Pushing irregular updates w/ HttpServer & Server Sent Events / Websockets


#1

Recently I had the idea to add a web server to a long running computation, which should give essentially updates on the status of the computation to all connected browsers by simply pushing the new data at rather large intervals.
Thinking about some number crunching style computation that runs a week on a cluster, and at certain milestones would want to push a status, or print intermediate critical warnings that the solver starts diverging etc., and with this enabling users to e.g. read/discuss them in a meeting even on a mobile…

Not being much of a web developer, I found HTML5 Server Sent Events (SSE) to perhaps be the feature to make this possible. An alternative could be WebSockets, as @hustf pointed out by commenting my current non-working solution using SSE in this gist.

I guess, the steps to be taken would be:

  • create an http server that handles the basic connections (as in the gist above)
  • create a logging function or IOStream for the computational kernel to “print” to,
  • hook the two things somehow.

And the last two are pretty much where I’m stuck. I just don’t get it how to make that connection.
Google isn’t much help since only providing me with trivial examples…and not written in Julia either.
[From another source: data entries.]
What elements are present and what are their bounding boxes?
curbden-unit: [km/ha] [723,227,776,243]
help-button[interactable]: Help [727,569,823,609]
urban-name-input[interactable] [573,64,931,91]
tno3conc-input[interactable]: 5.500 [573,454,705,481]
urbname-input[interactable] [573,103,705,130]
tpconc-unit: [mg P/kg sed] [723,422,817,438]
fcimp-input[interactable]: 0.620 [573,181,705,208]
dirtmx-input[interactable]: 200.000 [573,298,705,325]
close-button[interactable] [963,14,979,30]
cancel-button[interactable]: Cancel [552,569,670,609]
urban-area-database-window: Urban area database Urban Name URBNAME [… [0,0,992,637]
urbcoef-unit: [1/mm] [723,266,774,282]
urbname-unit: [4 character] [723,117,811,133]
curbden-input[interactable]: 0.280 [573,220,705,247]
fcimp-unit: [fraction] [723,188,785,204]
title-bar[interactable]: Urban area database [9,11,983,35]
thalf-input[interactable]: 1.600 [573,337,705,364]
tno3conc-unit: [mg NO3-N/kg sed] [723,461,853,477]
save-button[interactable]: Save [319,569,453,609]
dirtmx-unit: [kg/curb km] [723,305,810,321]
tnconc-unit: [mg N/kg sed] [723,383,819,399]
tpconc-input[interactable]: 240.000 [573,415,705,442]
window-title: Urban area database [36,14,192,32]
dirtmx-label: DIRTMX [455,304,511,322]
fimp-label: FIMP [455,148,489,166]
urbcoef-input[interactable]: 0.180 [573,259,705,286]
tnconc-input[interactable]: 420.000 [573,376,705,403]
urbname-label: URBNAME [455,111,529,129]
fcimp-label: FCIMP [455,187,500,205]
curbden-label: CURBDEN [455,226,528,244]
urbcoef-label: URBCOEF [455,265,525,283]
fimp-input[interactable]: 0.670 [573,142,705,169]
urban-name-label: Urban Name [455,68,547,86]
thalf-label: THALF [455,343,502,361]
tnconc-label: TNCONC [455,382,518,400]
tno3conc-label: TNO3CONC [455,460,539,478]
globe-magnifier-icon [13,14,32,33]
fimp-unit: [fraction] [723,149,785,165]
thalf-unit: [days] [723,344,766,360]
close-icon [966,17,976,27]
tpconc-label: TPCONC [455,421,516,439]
I’d be happy for any advice or hint towards some Julia code that is accomplishing something similar.


Edit: And I guess one of the issues is HttpServer.run(...) blocking…


#2

Web part

You may use web sockets or even just periodic requests from JavaScript using setInterval(). The advantage of web sockets is that clients will get updates almost immediately, while setInterval() should give compatibility with even oldest browsers.

Logging part

One way to post updates on one side and read them on the other side is to use message queues such as ZMQ. For example, you can add something like this to your computational process:

using ZMQ

ctx = Context()
sock = Socket(ctx, PUB)
ZMQ.bind(sock, "tcp://*:5555")

# do stuff and publish updates to ZeroMQ socket at port 5555
while true
    println("Sending a message")
    send(sock, Message("new update..."))
    sleep(1)
end

and something like this to a web server process:

using ZMQ

ctx = Context()
sock = Socket(ctx, SUB)

ZMQ.subscribe(sock)
connect(sock, "tcp://localhost:5555")

# read the updates from port 5555 and print them to console
while true
    data = unsafe_string(ZMQ.recv(sock))  
    println("Received a message: $data")
end

Try putting these snippets to files, say, pub.jl and sub.jl and running them in 2 different consoles to get the feeling of what’s going on.

Putting it all together

Your web server may then look like this:

using HttpServer
using WebSockets
using ZMQ

wsh = WebSocketHandler() do req,client
    ctx = Context()
    sock = Socket(ctx, SUB)
    
    ZMQ.subscribe(sock)
    connect(sock, "tcp://localhost:5555")
    
    while true
        data = unsafe_string(ZMQ.recv(sock))
        write(client, "Received a message: $data")
    end
end

server = Server(wsh)
run(server,8080)

and on the web page you can do:

var ws = new WebSocket("ws://localhost:8080")
ws.onmessage = function (event) {
  console.log(event.data);  // or fill in a div with messages                                           
}

Note that this is only one way to implement it, you can replace literally any part of this implementation. For example, you cab write updates to a persistent message queue like Kafka or even to a database instead of ZMQ, and then retrieve updates from the last time. Or you can replace web sockets with ordinary HTTP requests, etc.


#3

Cool, many thanks! That’s a really useful approach since it eventually permits me even to embed multiple computations on one website; just like e.g. Travis CI. :slight_smile:


#4

Thanks for the ideas and code! If you are looking for more of a framework, you may find this useful: https://bitbucket.org/jocklawrie/skeleton-webapp.jl


#5

I’ll take a closer look into it. Thanks for the tip.